Da febbraio i paesi sotto l’Etna si ricoprono di cenere
Le decine di eruzioni degli ultimi mesi rendono difficile la vita in posti come Giarre e Zafferana, e ora è intervenuto il governo
I comuni della fascia jonica e di quella pedemontana vicini all’Etna hanno da sei mesi un serio problema: la cenere vulcanica che, proveniente dalle eruzioni del cratere di Sud Est, ricopre tetti, strade, auto, entra nelle abitazioni e nei negozi. Ora il governo ha deciso di stanziare 5 milioni di euro (la Regione ne aveva chiesti 20) per una prima serie di interventi. Erano vent’anni che non si verificavano attività di questa portata sull’Etna.
«È dal 15 febbraio», spiega al Post Stefano Branca, direttore dell’Istituto nazionale di geofisica e vulcanologia di Catania, «che l’Etna erutta in maniera costante, anche se non regolare. Abbiamo avuto solo un breve periodo di tregua, tra aprile e maggio, poi l’attività è ripresa. La cenere che si deposita nei comuni del territorio etneo crea un importante problema di natura economica. La cenere è infatti considerata rifiuto speciale, per smaltirla servono aziende specializzate. E farlo costa molto, i comuni non ce la fanno a far fronte alle spese».
I getti di lava sono alti fino a 400-500 metri: si tratta di magma primitivo, che proviene da una profondità di circa 2.900 metri, e carico di gas. La colonna di fumo ha raggiunto anche i 9 km sul livello del mare. Solo nel comune di Giarre, il più colpito, tra febbraio e marzo si sono depositate circa 12mila tonnellate di cenere da raccogliere. In tutto il territorio le tonnellate sono circa 300mila.

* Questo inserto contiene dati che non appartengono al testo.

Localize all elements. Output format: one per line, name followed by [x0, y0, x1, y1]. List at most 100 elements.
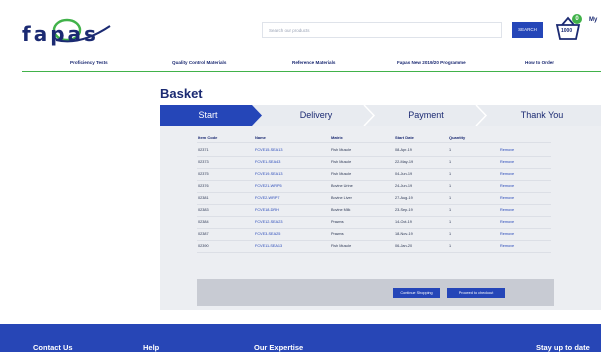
fapas-logo[interactable]: fapas [22, 22, 99, 46]
table-row: 02387 FCVE3-SEA25 Prawns 18-Nov-19 1 Remove [160, 230, 601, 240]
cell-start-date: 22-May-19 [395, 160, 414, 164]
cell-start-date: 24-Jun-19 [395, 184, 413, 188]
cell-item-code: 02371 [198, 148, 209, 152]
site-header: fapas Search our products SEARCH 0 1000 … [0, 0, 601, 58]
cell-name[interactable]: FCVE12-SEA23 [255, 220, 282, 224]
remove-link[interactable]: Remove [500, 184, 514, 188]
row-divider [197, 168, 551, 169]
basket-count-badge: 0 [572, 14, 582, 24]
cell-matrix: Prawns [331, 220, 344, 224]
cell-name[interactable]: FCVE11-SEA13 [255, 244, 282, 248]
proceed-to-checkout-button[interactable]: Proceed to checkout [447, 288, 505, 298]
cell-start-date: 06-Jan-20 [395, 244, 413, 248]
remove-link[interactable]: Remove [500, 148, 514, 152]
cell-item-code: 02384 [198, 220, 209, 224]
search-input[interactable]: Search our products [262, 22, 502, 38]
cell-quantity: 1 [449, 172, 452, 176]
cell-matrix: Fish Muscle [331, 172, 352, 176]
remove-link[interactable]: Remove [500, 160, 514, 164]
nav-divider [22, 71, 601, 72]
cell-name[interactable]: FCVE1-SEA43 [255, 160, 280, 164]
cell-quantity: 1 [449, 148, 452, 152]
cell-start-date: 18-Nov-19 [395, 232, 413, 236]
row-divider [197, 156, 551, 157]
cell-start-date: 23-Sep-19 [395, 208, 413, 212]
table-row: 02375 FCVE19-SEA13 Fish Muscle 04-Jun-19 1 Re… [160, 170, 601, 180]
header-divider [197, 142, 551, 143]
cell-matrix: Bovine Urine [331, 184, 353, 188]
step-thank-you: Thank You [520, 110, 564, 120]
footer-help[interactable]: Help [143, 343, 159, 352]
cell-item-code: 02381 [198, 196, 209, 200]
remove-link[interactable]: Remove [500, 244, 514, 248]
nav-item-quality-control[interactable]: Quality Control Materials [172, 60, 226, 65]
nav-item-reference-materials[interactable]: Reference Materials [292, 60, 335, 65]
column-header-matrix: Matrix [331, 135, 343, 140]
cell-item-code: 02375 [198, 172, 209, 176]
table-row: 02371 FCVE15-SEA13 Fish Muscle 08-Apr-19 1 Re… [160, 146, 601, 156]
cell-start-date: 04-Jun-19 [395, 172, 413, 176]
cell-matrix: Bovine Milk [331, 208, 351, 212]
footer-contact-us[interactable]: Contact Us [33, 343, 73, 352]
cell-item-code: 02387 [198, 232, 209, 236]
row-divider [197, 252, 551, 253]
checkout-steps: Start Delivery Payment Thank You [160, 105, 601, 126]
cell-item-code: 02383 [198, 208, 209, 212]
table-row: 02384 FCVE12-SEA23 Prawns 14-Oct-19 1 Remove [160, 218, 601, 228]
footer-stay-up-to-date[interactable]: Stay up to date [536, 343, 590, 352]
cell-name[interactable]: FCVE21-WRP5 [255, 184, 282, 188]
table-row: 02376 FCVE21-WRP5 Bovine Urine 24-Jun-19 1 Re… [160, 182, 601, 192]
continue-shopping-button[interactable]: Continue Shopping [393, 288, 440, 298]
column-header-item-code: Item Code [198, 135, 218, 140]
cell-quantity: 1 [449, 220, 452, 224]
nav-item-proficiency-tests[interactable]: Proficiency Tests [70, 60, 108, 65]
column-header-start-date: Start Date [395, 135, 414, 140]
remove-link[interactable]: Remove [500, 208, 514, 212]
cell-item-code: 02373 [198, 160, 209, 164]
column-header-name: Name [255, 135, 266, 140]
cell-name[interactable]: FCVE3-SEA25 [255, 232, 280, 236]
cell-item-code: 02390 [198, 244, 209, 248]
table-row: 02373 FCVE1-SEA43 Fish Muscle 22-May-19 1 Rem… [160, 158, 601, 168]
cell-name[interactable]: FCVE15-SEA13 [255, 148, 282, 152]
step-start: Start [198, 110, 218, 120]
row-divider [197, 204, 551, 205]
remove-link[interactable]: Remove [500, 232, 514, 236]
nav-item-new-programme[interactable]: Fapas New 2019/20 Programme [397, 60, 466, 65]
my-account-link[interactable]: My [589, 17, 597, 23]
remove-link[interactable]: Remove [500, 196, 514, 200]
cell-quantity: 1 [449, 232, 452, 236]
cell-quantity: 1 [449, 244, 452, 248]
cell-name[interactable]: FCVE19-SEA13 [255, 172, 282, 176]
cell-matrix: Fish Muscle [331, 244, 352, 248]
main-nav: Proficiency Tests Quality Control Materi… [0, 58, 601, 71]
cell-start-date: 27-Aug-19 [395, 196, 413, 200]
cell-matrix: Bovine Liver [331, 196, 352, 200]
nav-item-how-to-order[interactable]: How to Order [525, 60, 554, 65]
row-divider [197, 180, 551, 181]
cell-matrix: Prawns [331, 232, 344, 236]
row-divider [197, 216, 551, 217]
search-button[interactable]: SEARCH [512, 22, 543, 38]
cell-name[interactable]: FCVE18-DRH [255, 208, 279, 212]
site-footer: Contact Us Help Our Expertise Stay up to… [0, 324, 601, 352]
remove-link[interactable]: Remove [500, 172, 514, 176]
table-row: 02390 FCVE11-SEA13 Fish Muscle 06-Jan-20 1 Re… [160, 242, 601, 252]
cell-quantity: 1 [449, 196, 452, 200]
column-header-quantity: Quantity [449, 135, 466, 140]
cell-quantity: 1 [449, 184, 452, 188]
cell-start-date: 08-Apr-19 [395, 148, 412, 152]
cell-quantity: 1 [449, 208, 452, 212]
cell-name[interactable]: FCVE2-WRP7 [255, 196, 279, 200]
page-title: Basket [160, 86, 203, 101]
basket-total-label: 1000 [561, 28, 573, 34]
cell-start-date: 14-Oct-19 [395, 220, 412, 224]
step-delivery: Delivery [299, 110, 333, 120]
cell-matrix: Fish Muscle [331, 160, 352, 164]
footer-our-expertise[interactable]: Our Expertise [254, 343, 303, 352]
row-divider [197, 192, 551, 193]
remove-link[interactable]: Remove [500, 220, 514, 224]
cell-item-code: 02376 [198, 184, 209, 188]
row-divider [197, 228, 551, 229]
cell-matrix: Fish Muscle [331, 148, 352, 152]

La cenere rimane nelle strade e si accumula di eruzione in eruzione, con una frequenza quasi quotidiana. Da febbraio gli episodi di parossismo, cioè di attività esplosive del vulcano, sono stati 47 e la caduta di cenere ha riguardato soprattutto i territori sul versante Nord e su quello Sud-Est, ma è arrivata anche a interessare altri territori. A volte il vento ha spinto la cenere fino ai comuni del messinese. Anche l’aeroporto di Catania, nel periodo che va da febbraio a oggi, ha subito diverse chiusure a causa della scarsa visibilità. Oltre a Giarre a essere colpiti sono altri comuni della costa jonica come Acireale, Mascali e Riposto, e quelli della fascia pedemontana come Nicolosi, Milo, Zafferana Etnea, Sant’Alfio, Santa Venerina.
Il presidente della Regione Sicilia Nello Musumeci ha detto che «ci sono danni alle colture, costi di manutenzione alle case, quelli per pulire le grondaie che si intasano di cenere. Tutte spese sostenute dai privati. C’è poi la preoccupazione sul piano sanitario perché la cenere produce polveri sottili la cui nocività non è stata ancora accertata dall’Istituto superiore di Sanità».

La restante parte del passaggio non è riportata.